Leroy D. Vandam, M.D.: An Anesthesia Journey (DVD). By Rafael Ortega, M.D. Boston, Anaesthesia Associates of Massachusetts, 2004. Price: Free, available through maureen.omalley@bmc.org, Anesthesia Department, Boston University Medical Center, 617-638-6950.

Leroy D. Vandam, M.D.: An Anesthesia Journey  is an interesting DVD on many levels. The DVD is largely an interview by Rafael Ortega, M.D. (Associate Professor, Department of Anesthesiology, Boston University Medical Center, Boston, Massachusetts), with the late Dr. Vandam in his Harvard Office. The topic under discussion was anesthesia equipment, and Vandam related his experiences with the myriad machines, vaporizers, ventilators, pulse oximeters, and other tools of the anesthesiologist during his 50+-yr career. The breadth of equipment used points out the tremendous change in technology over the time period. In some ways, were it not for the skill of the anesthesiologist, one wonders how anyone survived an anesthetic!

The program on the DVD is very well constructed. The producer has resisted the temptation to have Dr. Vandam on the screen the entire time. Rather, while Vandam speaks, images are brought forward that help the audience understand that which is under discussion. Another interesting technological feat is that although the interview is in black and white, the equipment images are, for the most part, in color. The interspacing of these contrasting images is pleasing to the viewer and helps move the production along well. One never tires of watching the DVD, a fault unfortunately common to historical presentations.
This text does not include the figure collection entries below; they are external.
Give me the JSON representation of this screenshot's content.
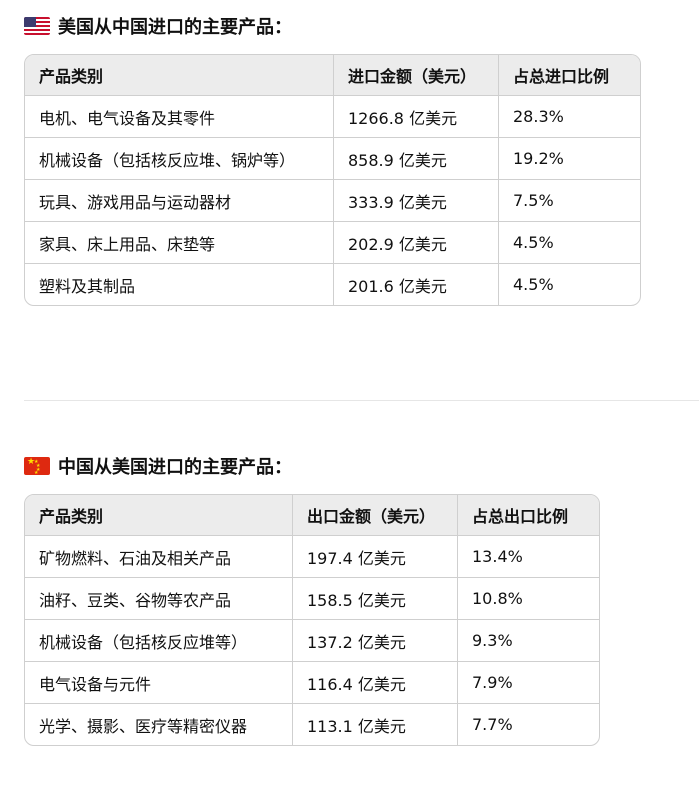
{
  "us_imports": {
    "title": "美国从中国进口的主要产品：",
    "headers": [
      "产品类别",
      "进口金额（美元）",
      "占总进口比例"
    ],
    "rows": [
      [
        "电机、电气设备及其零件",
        "1266.8 亿美元",
        "28.3%"
      ],
      [
        "机械设备（包括核反应堆、锅炉等）",
        "858.9 亿美元",
        "19.2%"
      ],
      [
        "玩具、游戏用品与运动器材",
        "333.9 亿美元",
        "7.5%"
      ],
      [
        "家具、床上用品、床垫等",
        "202.9 亿美元",
        "4.5%"
      ],
      [
        "塑料及其制品",
        "201.6 亿美元",
        "4.5%"
      ]
    ]
  },
  "cn_imports": {
    "title": "中国从美国进口的主要产品：",
    "headers": [
      "产品类别",
      "出口金额（美元）",
      "占总出口比例"
    ],
    "rows": [
      [
        "矿物燃料、石油及相关产品",
        "197.4 亿美元",
        "13.4%"
      ],
      [
        "油籽、豆类、谷物等农产品",
        "158.5 亿美元",
        "10.8%"
      ],
      [
        "机械设备（包括核反应堆等）",
        "137.2 亿美元",
        "9.3%"
      ],
      [
        "电气设备与元件",
        "116.4 亿美元",
        "7.9%"
      ],
      [
        "光学、摄影、医疗等精密仪器",
        "113.1 亿美元",
        "7.7%"
      ]
    ]
  },
  "icons": {
    "us": "us-flag-icon",
    "cn": "china-flag-icon"
  }
}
In addition to the history of anesthesia equipment, this program is a retrospective on Dr. Vandam's career. Multiple images of him as a young physician are displayed, and elements of his career are discussed. An unusual aspect to this presentation is the images of the various centers in which Vandam either trained or was a faculty member. From Johns Hopkins University (Baltimore, Maryland) to the Peter Bent Brigham Hospital (Boston, Massachusetts), a “face” has been placed with the name. Remarkable facts about these places are noted, including the small number of operating rooms at the Brigham when Vandam arrived to establish a residency training program.
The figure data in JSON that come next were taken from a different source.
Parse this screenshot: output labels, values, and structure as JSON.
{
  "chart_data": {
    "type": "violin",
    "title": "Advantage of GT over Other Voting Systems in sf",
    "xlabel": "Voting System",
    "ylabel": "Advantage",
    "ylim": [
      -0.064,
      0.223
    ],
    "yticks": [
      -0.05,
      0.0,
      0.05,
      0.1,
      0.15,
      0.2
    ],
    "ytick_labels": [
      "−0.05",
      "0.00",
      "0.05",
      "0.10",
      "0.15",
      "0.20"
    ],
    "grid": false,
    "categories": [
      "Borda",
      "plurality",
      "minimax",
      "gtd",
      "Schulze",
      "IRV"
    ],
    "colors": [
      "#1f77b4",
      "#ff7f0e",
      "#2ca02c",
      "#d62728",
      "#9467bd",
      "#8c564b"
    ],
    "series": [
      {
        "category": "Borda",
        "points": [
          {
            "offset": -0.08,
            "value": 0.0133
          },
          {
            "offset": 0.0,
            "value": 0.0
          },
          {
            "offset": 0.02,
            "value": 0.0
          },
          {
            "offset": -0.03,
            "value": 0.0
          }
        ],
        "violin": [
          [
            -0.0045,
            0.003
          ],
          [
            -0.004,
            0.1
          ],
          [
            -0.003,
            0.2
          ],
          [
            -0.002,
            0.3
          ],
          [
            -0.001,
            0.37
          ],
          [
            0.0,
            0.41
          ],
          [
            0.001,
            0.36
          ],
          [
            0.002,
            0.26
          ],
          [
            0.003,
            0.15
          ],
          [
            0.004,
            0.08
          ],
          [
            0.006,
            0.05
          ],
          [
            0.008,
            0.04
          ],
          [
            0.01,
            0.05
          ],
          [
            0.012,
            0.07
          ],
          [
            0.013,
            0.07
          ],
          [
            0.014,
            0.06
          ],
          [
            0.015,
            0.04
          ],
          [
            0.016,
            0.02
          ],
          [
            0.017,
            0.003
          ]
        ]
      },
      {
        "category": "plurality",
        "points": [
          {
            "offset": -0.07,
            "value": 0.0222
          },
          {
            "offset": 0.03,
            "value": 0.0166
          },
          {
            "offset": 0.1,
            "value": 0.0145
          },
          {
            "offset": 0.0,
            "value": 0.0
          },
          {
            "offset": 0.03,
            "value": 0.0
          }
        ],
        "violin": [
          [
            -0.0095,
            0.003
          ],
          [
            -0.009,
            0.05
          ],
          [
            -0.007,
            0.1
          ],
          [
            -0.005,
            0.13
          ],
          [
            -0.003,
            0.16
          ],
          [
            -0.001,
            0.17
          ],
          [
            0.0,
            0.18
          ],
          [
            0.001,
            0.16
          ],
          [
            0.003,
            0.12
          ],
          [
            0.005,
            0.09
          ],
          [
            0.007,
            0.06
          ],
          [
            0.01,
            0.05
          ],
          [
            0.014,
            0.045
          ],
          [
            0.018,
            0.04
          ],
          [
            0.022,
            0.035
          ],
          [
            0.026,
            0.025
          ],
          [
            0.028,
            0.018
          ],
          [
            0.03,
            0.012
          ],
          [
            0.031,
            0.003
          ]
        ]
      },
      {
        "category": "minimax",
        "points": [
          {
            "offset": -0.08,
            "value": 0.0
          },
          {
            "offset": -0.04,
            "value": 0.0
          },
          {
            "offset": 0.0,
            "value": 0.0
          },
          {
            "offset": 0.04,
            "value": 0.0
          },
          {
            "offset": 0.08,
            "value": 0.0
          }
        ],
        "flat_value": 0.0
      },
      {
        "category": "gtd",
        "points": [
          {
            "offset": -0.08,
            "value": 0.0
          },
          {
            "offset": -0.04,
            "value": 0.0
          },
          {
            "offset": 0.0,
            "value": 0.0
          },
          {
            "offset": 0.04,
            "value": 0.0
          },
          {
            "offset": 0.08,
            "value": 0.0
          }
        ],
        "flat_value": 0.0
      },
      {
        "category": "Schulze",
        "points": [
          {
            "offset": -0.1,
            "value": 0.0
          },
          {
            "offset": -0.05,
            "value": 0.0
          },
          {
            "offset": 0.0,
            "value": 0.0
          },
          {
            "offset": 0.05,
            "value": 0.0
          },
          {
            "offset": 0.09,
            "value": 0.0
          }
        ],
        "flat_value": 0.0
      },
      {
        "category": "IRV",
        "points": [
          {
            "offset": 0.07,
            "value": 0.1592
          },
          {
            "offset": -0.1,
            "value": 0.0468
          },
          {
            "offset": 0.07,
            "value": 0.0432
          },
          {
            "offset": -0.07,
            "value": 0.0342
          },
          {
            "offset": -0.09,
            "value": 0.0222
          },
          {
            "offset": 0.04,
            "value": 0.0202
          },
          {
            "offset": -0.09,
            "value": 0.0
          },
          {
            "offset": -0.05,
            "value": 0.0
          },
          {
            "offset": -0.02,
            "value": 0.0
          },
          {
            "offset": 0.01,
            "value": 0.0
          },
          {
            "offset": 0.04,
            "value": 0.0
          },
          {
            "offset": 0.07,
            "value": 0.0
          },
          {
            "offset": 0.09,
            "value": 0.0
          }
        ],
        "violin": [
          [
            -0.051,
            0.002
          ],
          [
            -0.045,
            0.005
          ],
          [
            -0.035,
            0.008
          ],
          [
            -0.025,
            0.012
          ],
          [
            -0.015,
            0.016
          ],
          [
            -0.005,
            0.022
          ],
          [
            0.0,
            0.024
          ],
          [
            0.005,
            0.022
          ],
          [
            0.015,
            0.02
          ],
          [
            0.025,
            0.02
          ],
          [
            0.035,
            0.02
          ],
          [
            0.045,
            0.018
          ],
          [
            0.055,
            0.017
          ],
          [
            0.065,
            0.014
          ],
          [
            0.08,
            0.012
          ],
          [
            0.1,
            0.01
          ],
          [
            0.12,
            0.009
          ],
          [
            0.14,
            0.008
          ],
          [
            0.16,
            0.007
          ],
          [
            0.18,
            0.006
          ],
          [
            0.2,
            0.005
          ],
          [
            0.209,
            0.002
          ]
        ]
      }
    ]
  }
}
However, this DVD program is not without its omissions. There is no discussion of why Vandam left surgery and went into anesthesia, especially after his noting that during his Army career as a surgeon, he gave grief to the anesthesiologist! His classic textbook, written with James Eckenhoff, M.D., and Robert Dripps, M.D., is not discussed. Vandam was also an Editor-in-chief of Anesthesiology, guiding the publication during the 1960s. Finally, Vandam's career as a watercolorist in New England is not documented. The Wood Library-Museum (Park Ridge, Illinois) has for years sold signed reproductions of his series of paintings of William Thomas Greene Morton's houses and barns. The Careers in Anesthesiology series has a reproduction of his watercolor of the American Society of Anesthesiologists' Headquarters Building (Park Ridge, Illinois) in the frontispiece. Although the original interview did not cover these topics, it could have been added into the presentation.
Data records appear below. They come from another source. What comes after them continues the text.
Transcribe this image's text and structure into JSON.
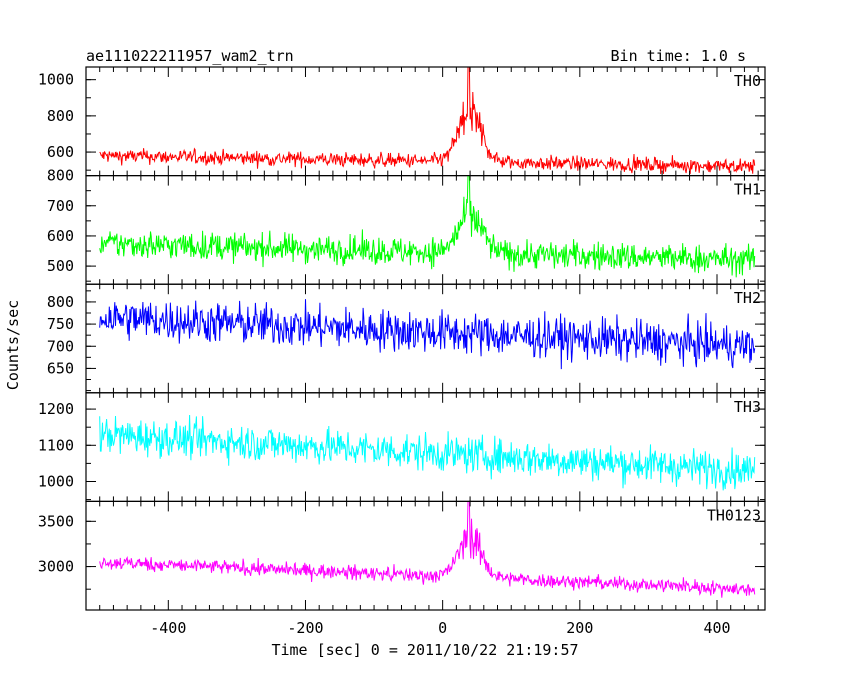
{
  "chart_data": {
    "type": "line",
    "title": "ae111022211957_wam2_trn",
    "subtitle": "Bin time: 1.0 s",
    "xlabel": "Time [sec] 0 = 2011/10/22 21:19:57",
    "ylabel": "Counts/sec",
    "xlim": [
      -520,
      470
    ],
    "x_ticks": [
      -400,
      -200,
      0,
      200,
      400
    ],
    "x_range": [
      -500,
      455
    ],
    "grid": false,
    "burst": {
      "center": 40,
      "width": 35
    },
    "panels": [
      {
        "name": "TH0",
        "color": "#ff0000",
        "ylim": [
          470,
          1070
        ],
        "y_ticks": [
          600,
          800,
          1000
        ],
        "baseline_start": 580,
        "baseline_end": 520,
        "noise": 38,
        "burst_peak": 1070
      },
      {
        "name": "TH1",
        "color": "#00ff00",
        "ylim": [
          440,
          800
        ],
        "y_ticks": [
          500,
          600,
          700,
          800
        ],
        "baseline_start": 575,
        "baseline_end": 520,
        "noise": 45,
        "burst_peak": 800
      },
      {
        "name": "TH2",
        "color": "#0000ff",
        "ylim": [
          595,
          840
        ],
        "y_ticks": [
          650,
          700,
          750,
          800
        ],
        "baseline_start": 765,
        "baseline_end": 700,
        "noise": 45,
        "burst_peak": 0
      },
      {
        "name": "TH3",
        "color": "#00ffff",
        "ylim": [
          945,
          1245
        ],
        "y_ticks": [
          1000,
          1100,
          1200
        ],
        "baseline_start": 1130,
        "baseline_end": 1030,
        "noise": 48,
        "burst_peak": 0
      },
      {
        "name": "TH0123",
        "color": "#ff00ff",
        "ylim": [
          2520,
          3720
        ],
        "y_ticks": [
          3000,
          3500
        ],
        "baseline_start": 3050,
        "baseline_end": 2750,
        "noise": 75,
        "burst_peak": 3720
      }
    ]
  }
}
Leroy Vandam died on April 8, 2004, at the age of 90 yr. His passing, in many respects, marks the end of an era. Vandam was a member of that generation of anesthesiologists who took the infrastructure laid down in the 1930s and 1940s and built the current specialty of anesthesiology that we all enjoy. Outside of medicine, Vandam was a noted historian of Morton and the events of “ether day,” the “ether controversy,” and beyond. He was a watercolorist whose paintings were continuously displayed at the American Society of Anesthesiologists Art Exhibit. Over his career in medicine, he revolutionized the practice of anesthesiology, developed an outstanding residency program, edited the leading journal and, some would argue, textbook in the specialty, and was a driving force behind the professionalism of discipline. Watching this DVD is seeing one of the giants of our heritage come to life in the context of our shared history. It is a DVD well worth exploring.